I've known a few people who were obsessed with death and dying. In fact, they were more afraid of dying than anything else in the world, and not just because they knew that their families would find that stack of magazines and, you know, “stuff” they keep in a special box in their closets, either. Nor am I talking about those Goth freaks who walk around wearing black and put on makeup that makes them look like death warmed over all the time either. Some of those chicks are actually pretty hot. No, I'm talking about perfectly healthy people who actually sat around and worried about how and when they would die.


That’s pretty crazy, why would anyone worry about THAT? Once you’re gone you won’t be there to be embarrassed. You might as well just let your family and friends have fun with it. Same goes for your browser history. People will need a little comic relief at a time like that anyway. You know? Dying can be pretty funny if you think about it.

You know what else should be funny? Funerals.

When I was in college I had a professor of a team management class ask us to imagine our own funerals. It was a pretty depressing exercise for most of us. We all sat there thinking of a traditional funeral with huge crowds of mourners there bawling their eyes out. Everyone pretty much imagined the same thing. I think only a couple of us said we would do the cremation thing, and the rest of the class was evenly split on whether or not the casket will be open.

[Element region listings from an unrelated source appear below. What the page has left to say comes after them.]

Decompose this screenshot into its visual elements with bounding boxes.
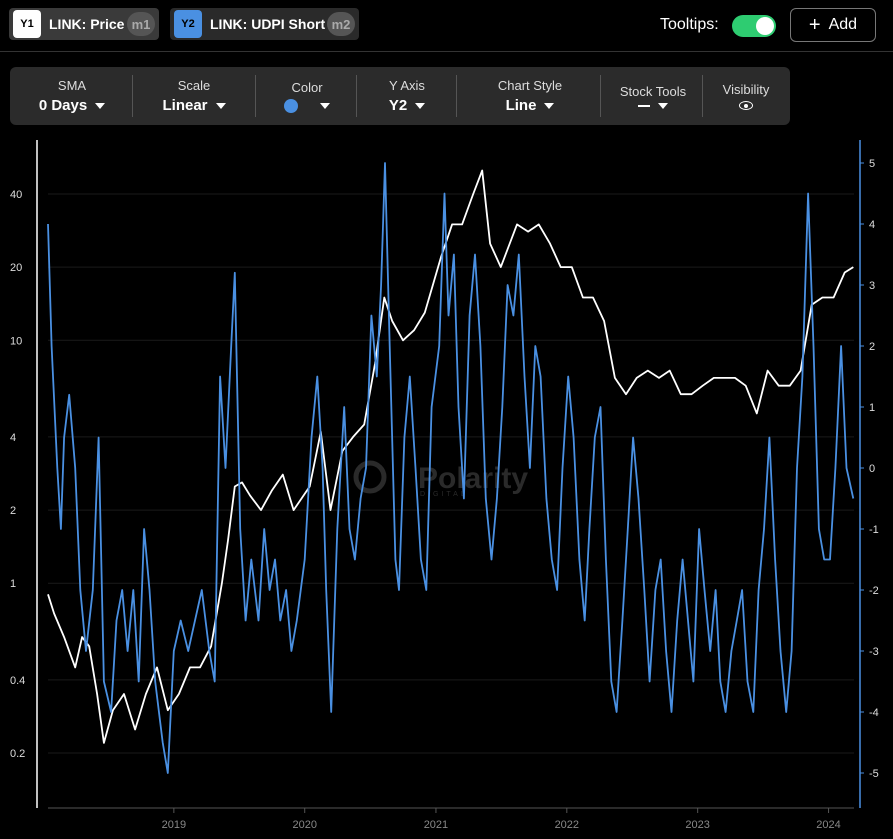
chart-controls-panel: SMA 0 Days Scale Linear Color Y Axis Y2 … (10, 67, 790, 125)
tooltips-toggle[interactable] (732, 15, 776, 37)
y2-tick-label: 1 (869, 402, 875, 414)
y1-badge: Y1 (13, 10, 41, 38)
divider (600, 75, 601, 117)
toggle-knob (756, 17, 774, 35)
color-swatch (284, 98, 298, 113)
caret-down-icon (544, 102, 555, 109)
y1-tick-label: 40 (10, 189, 22, 201)
scale-value: Linear (162, 97, 208, 114)
series-lines (47, 162, 855, 774)
scale-control[interactable]: Scale Linear (142, 67, 246, 125)
sma-control[interactable]: SMA 0 Days (20, 67, 124, 125)
y1-tick-label: 0.2 (10, 748, 25, 760)
chart-area[interactable]: Polarity DIGITAL 0.20.4124102040543210-1… (0, 130, 893, 839)
top-bar: Y1 LINK: Price m1 Y2 LINK: UDPI Short m2… (0, 0, 893, 52)
chart-style-title: Chart Style (497, 78, 563, 93)
chart-style-control[interactable]: Chart Style Line (465, 67, 595, 125)
sma-dropdown[interactable]: 0 Days (38, 97, 106, 114)
sma-title: SMA (57, 78, 87, 93)
y2-tick-label: -5 (869, 768, 879, 780)
caret-down-icon (95, 102, 106, 109)
watermark-subtext: DIGITAL (420, 491, 468, 498)
price-line (47, 169, 854, 744)
divider (702, 75, 703, 117)
y-axis-title: Y Axis (389, 78, 425, 93)
divider (255, 75, 256, 117)
y1-tick-label: 20 (10, 262, 22, 274)
grid-lines (48, 193, 854, 754)
visibility-title: Visibility (722, 82, 770, 97)
y1-tick-label: 0.4 (10, 675, 25, 687)
watermark-logo: Polarity DIGITAL (353, 460, 528, 498)
x-tick-label: 2023 (685, 819, 709, 831)
x-tick-label: 2020 (292, 819, 316, 831)
dash-icon (638, 104, 650, 107)
udpi-line (47, 162, 855, 774)
y1-tick-label: 4 (10, 432, 16, 444)
visibility-control[interactable]: Visibility (707, 67, 785, 125)
model-badge-m1[interactable]: m1 (127, 12, 155, 36)
y-axis-value: Y2 (388, 97, 408, 114)
caret-down-icon (320, 102, 330, 109)
add-button-label: Add (828, 16, 858, 33)
eye-icon (739, 101, 753, 110)
color-dropdown[interactable] (284, 98, 330, 113)
model-badge-m2[interactable]: m2 (327, 12, 355, 36)
y2-tick-label: -3 (869, 646, 879, 658)
plus-icon: + (808, 14, 821, 36)
color-control[interactable]: Color (262, 67, 352, 125)
color-title: Color (291, 79, 323, 95)
y1-tick-label: 1 (10, 578, 16, 590)
y2-badge: Y2 (174, 10, 202, 38)
divider (132, 75, 133, 117)
caret-down-icon (658, 102, 668, 109)
y2-tick-label: -1 (869, 524, 879, 536)
scale-dropdown[interactable]: Linear (162, 97, 226, 114)
y2-tick-label: 2 (869, 341, 875, 353)
y-axis-dropdown[interactable]: Y2 (388, 97, 426, 114)
series-chip-y1[interactable]: Y1 LINK: Price m1 (9, 8, 159, 40)
add-button[interactable]: + Add (790, 8, 876, 42)
y2-tick-label: 0 (869, 463, 875, 475)
x-tick-label: 2024 (816, 819, 840, 831)
watermark-text: Polarity (418, 462, 528, 495)
y2-tick-label: 3 (869, 280, 875, 292)
caret-down-icon (215, 102, 226, 109)
series-chip-y2[interactable]: Y2 LINK: UDPI Short m2 (170, 8, 359, 40)
caret-down-icon (415, 102, 426, 109)
divider (456, 75, 457, 117)
scale-title: Scale (177, 78, 211, 93)
x-tick-label: 2019 (162, 819, 186, 831)
series-label-y1: LINK: Price (49, 16, 125, 32)
y2-tick-label: -2 (869, 585, 879, 597)
divider (356, 75, 357, 117)
chart-style-dropdown[interactable]: Line (506, 97, 555, 114)
chart-style-value: Line (505, 97, 537, 114)
y1-tick-label: 2 (10, 505, 16, 517)
stock-tools-title: Stock Tools (619, 83, 687, 99)
y2-tick-label: -4 (869, 707, 879, 719)
y1-tick-label: 10 (10, 335, 22, 347)
sma-value: 0 Days (38, 97, 88, 114)
y-axis-control[interactable]: Y Axis Y2 (362, 67, 452, 125)
stock-tools-control[interactable]: Stock Tools (607, 67, 699, 125)
stock-tools-dropdown[interactable] (638, 102, 668, 109)
series-label-y2: LINK: UDPI Short (210, 16, 326, 32)
tooltips-label: Tooltips: (660, 16, 719, 33)
x-tick-label: 2022 (555, 819, 579, 831)
y2-tick-label: 5 (869, 158, 875, 170)
y2-tick-label: 4 (869, 219, 875, 231)
visibility-toggle[interactable] (739, 101, 753, 110)
x-tick-label: 2021 (424, 819, 448, 831)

I gotta tell ya, since that time I’ve attended a few funeral and my views on how I would do mine have changed dramatically. The first thing was the realization that my funeral will NOT be a major social event. In fact, it would be very lightly attended. Well, IF I have one, that is. I doubt I will though.

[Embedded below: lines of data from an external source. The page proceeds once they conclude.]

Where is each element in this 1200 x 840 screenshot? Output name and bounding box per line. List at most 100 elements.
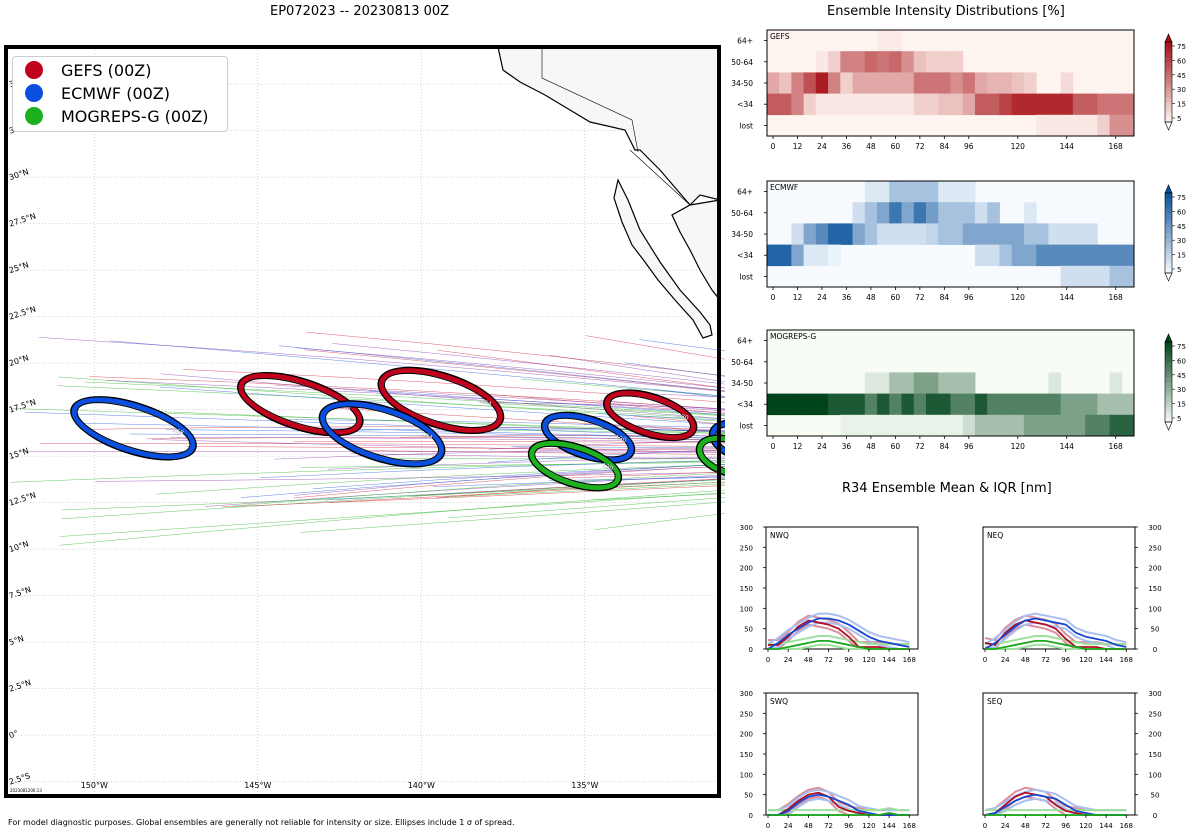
ensemble-track <box>325 478 725 501</box>
heatmap-cell <box>950 93 964 116</box>
r34-y-tick-label: 300 <box>1148 524 1161 532</box>
colorbar-step <box>1165 52 1172 58</box>
r34-y-tick-label: 0 <box>749 646 753 654</box>
ensemble-track <box>182 369 725 403</box>
heatmap-cell <box>864 181 878 203</box>
heatmap-cell <box>1048 244 1062 267</box>
heatmap-cell <box>852 414 866 437</box>
heatmap-cell <box>1023 93 1037 116</box>
ensemble-track <box>275 385 725 412</box>
heatmap-cell <box>828 244 841 267</box>
colorbar-step <box>1165 47 1172 53</box>
colorbar-step <box>1165 352 1172 358</box>
heatmap-cell <box>1097 114 1111 137</box>
colorbar-frame <box>1164 341 1173 423</box>
ensemble-track <box>435 478 725 499</box>
colorbar-step <box>1165 208 1172 214</box>
heatmap-cell <box>852 393 866 416</box>
heatmap-cell <box>999 72 1013 94</box>
colorbar-tick-label: 60 <box>1177 208 1186 216</box>
r34-y-tick-label: 150 <box>1148 751 1161 759</box>
heatmap-cell <box>877 202 890 224</box>
r34-quadrant-label: SWQ <box>770 697 788 706</box>
ellipse-hour-label: 120 <box>614 434 627 444</box>
ensemble-track <box>479 402 725 409</box>
heatmap-cell <box>962 202 976 224</box>
heatmap-cell <box>766 72 780 94</box>
ensemble-track <box>329 481 725 503</box>
heatmap-cell <box>779 244 792 267</box>
ellipse-gefs-168: 168 <box>237 371 364 437</box>
ensemble-track <box>274 447 725 460</box>
ellipse-hour-label: 144 <box>420 431 433 441</box>
heatmap-cell <box>901 202 915 224</box>
heatmap-cell <box>1072 414 1086 437</box>
heatmap-cell <box>999 244 1013 267</box>
heatmap-cell <box>766 393 780 416</box>
ensemble-track <box>312 464 725 489</box>
heatmap-cell <box>1023 414 1037 437</box>
r34-x-tick-label: 0 <box>766 822 770 830</box>
heatmap-cell <box>938 93 951 116</box>
heatmap-cell <box>1011 244 1025 267</box>
footer-note: For model diagnostic purposes. Global en… <box>8 818 515 827</box>
heatmap-cell <box>913 93 927 116</box>
r34-y-tick-label: 200 <box>740 565 753 573</box>
r34-panel-seq: SEQ 0 50 100 150 200 250 300 0 24 48 72 96 120 144 168 <box>982 690 1162 830</box>
heatmap-cell <box>974 93 988 116</box>
heatmap-cell <box>987 72 1000 94</box>
r34-x-tick-label: 48 <box>804 822 813 830</box>
colorbar-step <box>1165 62 1172 68</box>
r34-x-tick-label: 48 <box>1021 822 1030 830</box>
ensemble-track <box>496 403 725 417</box>
ellipse-gefs-120: 120 <box>603 389 698 442</box>
r34-panel-nwq: NWQ 0 50 100 150 200 250 300 0 24 48 72 96 120 144 168 <box>740 524 919 664</box>
heatmap-cell <box>889 414 903 437</box>
ellipse-outline <box>603 389 698 442</box>
heatmap-cell <box>1097 414 1111 437</box>
heatmap-cell <box>1011 93 1025 116</box>
ellipse-outline <box>527 439 623 492</box>
r34-x-tick-label: 24 <box>784 656 793 664</box>
heatmap-cell <box>950 414 964 437</box>
r34-x-tick-label: 72 <box>824 822 833 830</box>
ensemble-track <box>89 376 725 410</box>
heatmap-x-tick-label: 96 <box>964 442 974 451</box>
heatmap-cell <box>828 393 841 416</box>
r34-mean-line <box>984 617 1127 650</box>
r34-iqr-upper <box>768 634 910 646</box>
colorbar-step <box>1165 67 1172 73</box>
heatmap-cell <box>1072 393 1086 416</box>
heatmap-cell <box>889 51 903 73</box>
heatmap-cell <box>1060 393 1074 416</box>
colorbar-step <box>1165 382 1172 388</box>
heatmap-x-tick-label: 48 <box>866 293 876 302</box>
heatmap-gefs: GEFS 64+ 50-64 34-50 <34 lost 0 12 24 36 48 60 72 84 9… <box>731 29 1186 151</box>
ensemble-track <box>549 354 725 383</box>
heatmap-cell <box>925 372 939 394</box>
heatmap-cell <box>889 181 903 203</box>
heatmap-cell <box>766 244 780 267</box>
heatmap-cell <box>974 393 988 416</box>
heatmap-cell <box>791 223 805 245</box>
colorbar-step <box>1165 112 1172 118</box>
heatmap-cell <box>889 72 903 94</box>
heatmap-cell <box>938 51 951 73</box>
colorbar-tick-label: 45 <box>1177 223 1186 231</box>
heatmap-row-label: 50-64 <box>731 358 753 367</box>
heatmap-cell <box>864 93 878 116</box>
r34-mean-line <box>768 812 910 816</box>
colorbar-step <box>1165 72 1172 78</box>
heatmap-cell <box>864 223 878 245</box>
heatmap-cell <box>1121 265 1135 288</box>
heatmap-cell <box>1023 393 1037 416</box>
heatmap-cell <box>889 372 903 394</box>
heatmap-x-tick-label: 0 <box>771 293 776 302</box>
heatmap-cell <box>852 223 866 245</box>
r34-x-tick-label: 120 <box>862 656 875 664</box>
r34-x-tick-label: 96 <box>844 656 853 664</box>
heatmap-cell <box>1072 114 1086 137</box>
heatmap-cell <box>889 93 903 116</box>
ensemble-track <box>278 345 725 391</box>
ellipse-hour-label: 168 <box>338 402 351 412</box>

Funerals are a huge racket. Why spend that kind of money? Just burn me, put me in a box and pour my ashes out along the cliffs overlooking the Pacific Ocean near Monterey California. That would be pretty nice. Or you could have my ashes blasted off into space. THAT would be pretty cool. I don’t think I would be happy with a burial at sea because I have had nightmares about being eaten by sharks, and that would suck. As for being put in a casket and being buried, I’m a bit claustrophobic and caskets cost more than a decent used SUV.


Instead of a big, fancy or formal funeral I just want everyone to go somewhere and have a few drinks and some laughs. Maybe have a wake at someone’s house and crank up the karaoke machine. Everyone can dedicate a song to my memory. Another good idea would be for people to get up and do a comedy routine. Have some fun with the whole thing. Make it a night no one will ever forget. Oh, and don’t forget the dancing girls either!

Oh hell, who am I kidding? I’m gonna die alone and my body won’t be discovered until my hillbilly neighbor complains to management about the smell coming from my apartment. Then my body will be sent to the state to have medical students practice on.